Enfin, les conséquences du revirement pour la société MG n’apparaissent pas disproportionnées dès lors qu’en l’état de la jurisprudence antérieure, celle-ci aurait dû, en tout état de cause, payer des dommages-intérêts pour réparer le préjudice causé par sa faute, d’un montant destiné à replacer, autant que possible, la société GTM dans la situation qui aurait été la sienne si la société MG ne s’était pas rétractée de façon illicite. Si la société MG perçoit comme une injustice le fait qu’il soit donné gain de cause à la société GTM, cette situation est inhérente à tout changement de solution juridique, et l’application du revirement a pour seule conséquence de faire subir à la société MG, plutôt qu’à la société GTM, les conséquences de sa rétractation illicite, en lui imposant de céder ses titres pour respecter ses engagements.
Par conséquent, il y a lieu d’appliquer à la présente espèce le principe selon lequel la révocation de la promesse avant l’expiration du temps laissé au bénéficiaire pour opter n’empêche pas la formation du contrat promis.
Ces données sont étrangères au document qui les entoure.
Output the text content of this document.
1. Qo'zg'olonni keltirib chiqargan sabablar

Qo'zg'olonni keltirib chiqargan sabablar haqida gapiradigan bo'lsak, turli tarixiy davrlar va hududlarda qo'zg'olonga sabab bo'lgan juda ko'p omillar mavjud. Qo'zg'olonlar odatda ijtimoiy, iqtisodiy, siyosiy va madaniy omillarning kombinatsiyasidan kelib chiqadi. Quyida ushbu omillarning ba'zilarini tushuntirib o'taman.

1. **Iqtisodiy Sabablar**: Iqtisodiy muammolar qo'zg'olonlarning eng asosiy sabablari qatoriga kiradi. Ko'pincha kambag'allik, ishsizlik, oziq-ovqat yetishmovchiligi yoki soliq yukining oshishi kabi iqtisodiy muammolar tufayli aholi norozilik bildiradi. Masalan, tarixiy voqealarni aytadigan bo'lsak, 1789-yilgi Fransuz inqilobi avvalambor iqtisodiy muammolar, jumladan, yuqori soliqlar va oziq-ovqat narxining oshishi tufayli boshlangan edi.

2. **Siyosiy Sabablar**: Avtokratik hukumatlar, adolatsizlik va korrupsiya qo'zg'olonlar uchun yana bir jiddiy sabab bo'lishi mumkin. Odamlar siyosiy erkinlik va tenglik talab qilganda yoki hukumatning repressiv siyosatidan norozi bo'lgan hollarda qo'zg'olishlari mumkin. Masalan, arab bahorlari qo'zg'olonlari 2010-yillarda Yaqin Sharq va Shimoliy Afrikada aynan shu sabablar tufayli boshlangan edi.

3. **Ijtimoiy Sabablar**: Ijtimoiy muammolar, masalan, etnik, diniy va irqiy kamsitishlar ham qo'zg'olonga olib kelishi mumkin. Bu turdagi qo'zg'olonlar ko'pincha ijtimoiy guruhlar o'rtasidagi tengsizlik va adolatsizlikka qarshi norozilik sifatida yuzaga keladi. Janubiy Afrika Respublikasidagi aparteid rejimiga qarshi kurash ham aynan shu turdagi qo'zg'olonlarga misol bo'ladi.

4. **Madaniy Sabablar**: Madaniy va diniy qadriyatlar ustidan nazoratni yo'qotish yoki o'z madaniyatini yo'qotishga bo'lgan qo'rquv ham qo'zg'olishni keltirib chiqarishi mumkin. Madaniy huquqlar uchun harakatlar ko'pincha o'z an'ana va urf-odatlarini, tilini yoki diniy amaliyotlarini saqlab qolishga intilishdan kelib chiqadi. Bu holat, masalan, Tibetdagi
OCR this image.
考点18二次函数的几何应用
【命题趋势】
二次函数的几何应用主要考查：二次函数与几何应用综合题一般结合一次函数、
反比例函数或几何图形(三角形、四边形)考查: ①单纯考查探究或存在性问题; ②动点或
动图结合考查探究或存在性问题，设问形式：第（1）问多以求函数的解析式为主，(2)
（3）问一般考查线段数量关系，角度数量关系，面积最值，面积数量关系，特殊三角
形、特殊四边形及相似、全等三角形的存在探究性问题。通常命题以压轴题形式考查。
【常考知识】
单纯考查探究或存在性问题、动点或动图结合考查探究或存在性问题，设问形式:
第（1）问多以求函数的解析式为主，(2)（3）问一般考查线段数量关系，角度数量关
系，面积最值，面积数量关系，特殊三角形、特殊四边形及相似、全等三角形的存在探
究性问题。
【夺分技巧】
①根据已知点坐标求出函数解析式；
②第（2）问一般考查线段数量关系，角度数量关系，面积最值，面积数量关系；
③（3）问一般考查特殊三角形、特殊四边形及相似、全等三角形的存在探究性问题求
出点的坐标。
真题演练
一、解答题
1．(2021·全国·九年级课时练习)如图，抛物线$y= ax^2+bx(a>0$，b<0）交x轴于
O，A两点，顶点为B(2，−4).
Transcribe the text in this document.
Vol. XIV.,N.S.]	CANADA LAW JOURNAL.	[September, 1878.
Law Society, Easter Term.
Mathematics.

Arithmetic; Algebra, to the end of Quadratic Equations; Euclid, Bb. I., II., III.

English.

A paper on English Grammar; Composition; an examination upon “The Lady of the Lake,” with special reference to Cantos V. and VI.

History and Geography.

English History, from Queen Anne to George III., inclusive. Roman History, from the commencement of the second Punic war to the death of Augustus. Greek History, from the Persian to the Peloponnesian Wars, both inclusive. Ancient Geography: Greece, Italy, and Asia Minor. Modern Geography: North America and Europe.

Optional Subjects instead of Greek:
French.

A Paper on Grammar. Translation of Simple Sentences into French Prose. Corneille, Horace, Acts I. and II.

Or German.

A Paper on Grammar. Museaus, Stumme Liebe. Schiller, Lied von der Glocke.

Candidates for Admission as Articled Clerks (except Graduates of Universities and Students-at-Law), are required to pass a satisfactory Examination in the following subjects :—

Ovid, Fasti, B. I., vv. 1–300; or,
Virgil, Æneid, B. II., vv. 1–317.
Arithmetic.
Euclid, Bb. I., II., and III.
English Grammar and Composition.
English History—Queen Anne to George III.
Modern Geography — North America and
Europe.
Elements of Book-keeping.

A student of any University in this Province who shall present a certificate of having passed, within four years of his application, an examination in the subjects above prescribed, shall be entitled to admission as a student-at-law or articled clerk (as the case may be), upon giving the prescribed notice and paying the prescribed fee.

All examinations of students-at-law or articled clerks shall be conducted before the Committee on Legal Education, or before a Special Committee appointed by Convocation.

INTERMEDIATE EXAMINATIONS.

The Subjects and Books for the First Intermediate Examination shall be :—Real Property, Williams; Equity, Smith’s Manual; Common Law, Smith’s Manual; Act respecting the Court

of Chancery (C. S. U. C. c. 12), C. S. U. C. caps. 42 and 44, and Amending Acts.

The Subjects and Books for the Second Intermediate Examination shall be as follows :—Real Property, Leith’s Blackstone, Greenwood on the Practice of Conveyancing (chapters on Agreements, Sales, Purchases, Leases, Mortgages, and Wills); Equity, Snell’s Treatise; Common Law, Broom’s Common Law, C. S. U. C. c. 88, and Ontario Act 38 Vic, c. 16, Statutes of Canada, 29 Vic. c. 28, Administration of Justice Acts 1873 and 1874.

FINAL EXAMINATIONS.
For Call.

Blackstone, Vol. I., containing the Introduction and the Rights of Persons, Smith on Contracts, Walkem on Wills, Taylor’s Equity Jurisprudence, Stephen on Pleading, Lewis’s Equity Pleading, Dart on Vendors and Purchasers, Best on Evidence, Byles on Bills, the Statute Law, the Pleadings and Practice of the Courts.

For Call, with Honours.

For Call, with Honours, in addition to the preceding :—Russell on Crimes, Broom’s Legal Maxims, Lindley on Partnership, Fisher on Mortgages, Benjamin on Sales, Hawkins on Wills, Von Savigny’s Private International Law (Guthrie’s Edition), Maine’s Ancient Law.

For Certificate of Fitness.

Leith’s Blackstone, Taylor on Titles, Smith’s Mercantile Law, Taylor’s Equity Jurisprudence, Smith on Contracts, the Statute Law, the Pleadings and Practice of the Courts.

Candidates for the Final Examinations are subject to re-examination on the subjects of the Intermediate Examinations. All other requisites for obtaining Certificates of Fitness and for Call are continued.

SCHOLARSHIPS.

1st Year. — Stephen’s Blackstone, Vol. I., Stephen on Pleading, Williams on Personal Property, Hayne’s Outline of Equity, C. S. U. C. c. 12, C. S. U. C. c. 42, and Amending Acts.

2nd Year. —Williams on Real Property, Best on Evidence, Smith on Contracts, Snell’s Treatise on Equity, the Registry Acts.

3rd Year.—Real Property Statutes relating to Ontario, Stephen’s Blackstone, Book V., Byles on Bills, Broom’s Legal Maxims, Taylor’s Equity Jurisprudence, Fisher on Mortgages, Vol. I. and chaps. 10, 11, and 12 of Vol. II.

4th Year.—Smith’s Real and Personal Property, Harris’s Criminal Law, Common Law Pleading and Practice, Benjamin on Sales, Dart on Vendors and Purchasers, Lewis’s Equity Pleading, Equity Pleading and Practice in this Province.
Pour rejeter la demande de réalisation forcée de la vente, la demande de dommages-intérêts en réparation des préjudices résultant de la réalisation tardive de la vente et dire que la promesse de cession prévue à la troisième partie du protocole du 21 juin 2012 est nulle, l’arrêt, après avoir constaté que le contrat litigieux avait été conclu avant l’entrée en vigueur de l’ordonnance du 10 février 2016, retient que, conformément au droit positif antérieur à la réforme, la levée de l’option par le bénéficiaire de la promesse unilatérale postérieurement à la rétractation du promettant exclut toute rencontre des volontés réciproques de vendre et d’acquérir. Il en déduit que le rejet de la demande de réalisation forcée de la vente entraîne le rejet de la demande de dommages-intérêts en réparation du préjudice résultant de la réalisation tardive de la vente, ainsi que l’anéantissement de la promesse de cession prévue à la troisième partie du protocole, en raison du non-accomplissement de la condition suspensive relative à la réalisation de la deuxième partie du protocole.
En statuant ainsi, la cour d’appel a violé le texte susvisé ».
La Cour de cassation uniformise ainsi sa jurisprudence et juge, y compris pour les affaires antérieures à l’entrée en vigueur de la réforme du droit des obligations, que le promettant s’engage définitivement lors de la conclusion d’une promesse unilatérale.